Supongo que también debió pasar que a la gente le gustara el libro y luego escuchara las canciones y pensara: «Vaya mierda». Puede que existan, pero nadie me lo había dicho hasta ahora a la cara, gracias, ja, ja. En serio, me sigue admirando tanto que a alguien le guste algo de lo que hago que si les mola el libro y desprecian la música, me parece perfecto.

Hace un tiempo salió el rumor de que se iba a hacer una película con el libro. Nunca se estuvo a punto de hacer esa peli. Podría suceder un día de estos.

¿Quién haría de usted? Eso es jodido, porque… no sé, ¿quién crees?

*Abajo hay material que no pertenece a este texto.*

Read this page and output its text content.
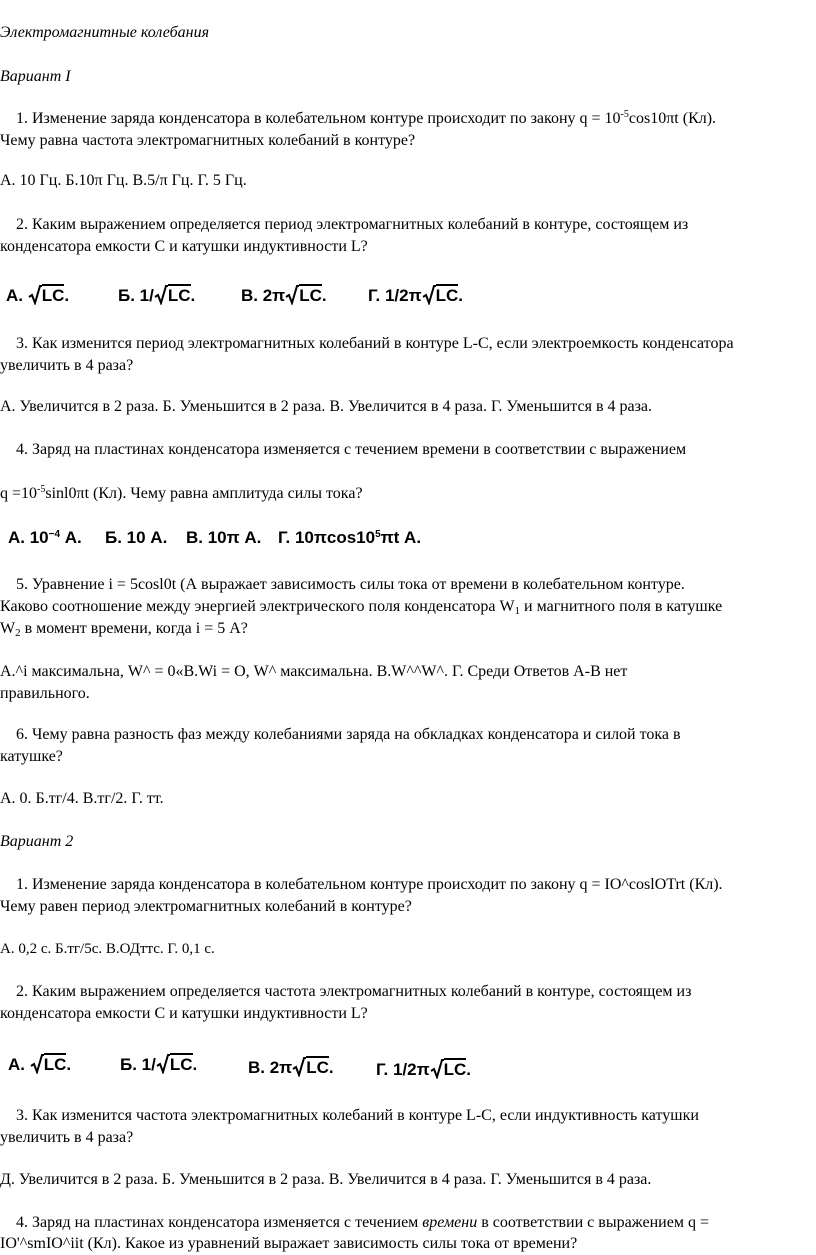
Электромагнитные колебания
Вариант I
1. Изменение заряда конденсатора в колебательном контуре происходит по закону $q = 10^{-5}\cos 10\pi t$ (Кл).
Чему равна частота электромагнитных колебаний в контуре?
А. 10 Гц. Б.10π Гц. В.5/π Гц. Г. 5 Гц.
2. Каким выражением определяется период электромагнитных колебаний в контуре, состоящем из
конденсатора емкости С и катушки индуктивности L?
А. LC.	Б. 1/ LC.	В. 2π LC. Г. 1/2π LC.
3. Как изменится период электромагнитных колебаний в контуре L-C, если электроемкость конденсатора
увеличить в 4 раза?
А. Увеличится в 2 раза. Б. Уменьшится в 2 раза. В. Увеличится в 4 раза. Г. Уменьшится в 4 раза.
4. Заряд на пластинах конденсатора изменяется с течением времени в соответствии с выражением
$q =10^{-5}\sin l0\pi t$ (Кл). Чему равна амплитуда силы тока?
А. $10^{-4}$ А. Б. 10 А. В. 10π А. Г. $10\pi\cos 10^5\pi t$ А.
5. Уравнение i = 5cosl0t (А выражает зависимость силы тока от времени в колебательном контуре.
Каково соотношение между энергией электрического поля конденсатора $W_1$ и магнитного поля в катушке
$W_2$ в момент времени, когда i = 5 А?
А.^i максимальна, W^ = 0«В.Wi = О, W^ максимальна. В.W^^W^. Г. Среди Ответов А-В нет
правильного.
6. Чему равна разность фаз между колебаниями заряда на обкладках конденсатора и силой тока в
катушке?
А. 0. Б.тг/4. В.тг/2. Г. тт.
Вариант 2
1. Изменение заряда конденсатора в колебательном контуре происходит по закону q = IO^coslOTrt (Кл).
Чему равен период электромагнитных колебаний в контуре?
А. 0,2 с. Б.тг/5с. В.ОДттс. Г. 0,1 с.
2. Каким выражением определяется частота электромагнитных колебаний в контуре, состоящем из
конденсатора емкости С и катушки индуктивности L?
А. LC.	Б. 1/ LC.	В. 2π LC. Г. 1/2π LC.
3. Как изменится частота электромагнитных колебаний в контуре L-C, если индуктивность катушки
увеличить в 4 раза?
Д. Увеличится в 2 раза. Б. Уменьшится в 2 раза. В. Увеличится в 4 раза. Г. Уменьшится в 4 раза.
4. Заряд на пластинах конденсатора изменяется с течением времени в соответствии с выражением q =
IO'^smIO^iit (Кл). Какое из уравнений выражает зависимость силы тока от времени?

Usted mismo no lo haría mal. Soy demasiado viejo ahora para hacer de mí. Pero, oye, me estoy interpretando a mí ahora mismo. ¿Cómo voy?

Lo hace genial. Lo sé.

Casi tan bien como en esa escena de la serie Love, producida por Judd Apatow, en la que aparece tocando Jet, de Wings. Maravillosa canción.

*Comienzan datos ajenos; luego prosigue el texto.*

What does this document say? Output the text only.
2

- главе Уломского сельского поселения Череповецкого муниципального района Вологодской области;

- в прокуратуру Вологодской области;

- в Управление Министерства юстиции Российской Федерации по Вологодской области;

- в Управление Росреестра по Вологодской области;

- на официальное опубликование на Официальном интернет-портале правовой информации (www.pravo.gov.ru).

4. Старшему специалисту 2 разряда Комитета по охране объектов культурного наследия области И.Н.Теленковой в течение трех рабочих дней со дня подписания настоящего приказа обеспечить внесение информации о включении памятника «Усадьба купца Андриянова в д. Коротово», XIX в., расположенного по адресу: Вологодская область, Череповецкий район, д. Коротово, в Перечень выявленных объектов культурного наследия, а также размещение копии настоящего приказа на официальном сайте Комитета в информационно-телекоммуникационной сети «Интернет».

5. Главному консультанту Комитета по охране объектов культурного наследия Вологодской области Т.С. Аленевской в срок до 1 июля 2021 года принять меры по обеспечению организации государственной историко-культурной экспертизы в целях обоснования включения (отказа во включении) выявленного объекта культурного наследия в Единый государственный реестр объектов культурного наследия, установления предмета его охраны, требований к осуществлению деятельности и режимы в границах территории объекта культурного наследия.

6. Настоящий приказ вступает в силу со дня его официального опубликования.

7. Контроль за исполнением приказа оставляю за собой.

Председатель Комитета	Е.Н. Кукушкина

Y también rodó una escena para Si fuera fácil, dirigida por Apatow, y luego este le sacó del montaje final, ¿verdad? Sí. A ver, antes de que me pregunte: me lo pasé muy bien, rodé una escena con Paul Rudd y, bueno, todo lo que no sea mi típico día en la oficina siempre me parece bien. Pero, bueno, usted me ha visto actuar y sabe que lo mío es la música.

¿Le atrajo alguna vez el estilo de vida del rock? No soy exactamente Mötley Crüe. Aunque eso hubiese sido gracioso.

¿Cómo es vivir hoy en EE. UU.? Una pesadilla. Nos sentimos jodidos y molestos en mi barrio de Los Ángeles, pero me da que existen muchas otras partes de mi país donde la gente no se siente ni por asomo igual que nosotros.

¿Se ve grabando temas abiertamente políticos? Nunca he sido fan de la política en la música. Creo que Lennon era mucho mejor cantando sobre su madre que diciendo cosas tipo «dale poder al pueblo». Intento no hacerlo.

¿Es verdad que visitó la casa donde creció Lennon y se puso a cantar canciones de los Rolling Stones? Sí. Me gustó más la casa de Ringo.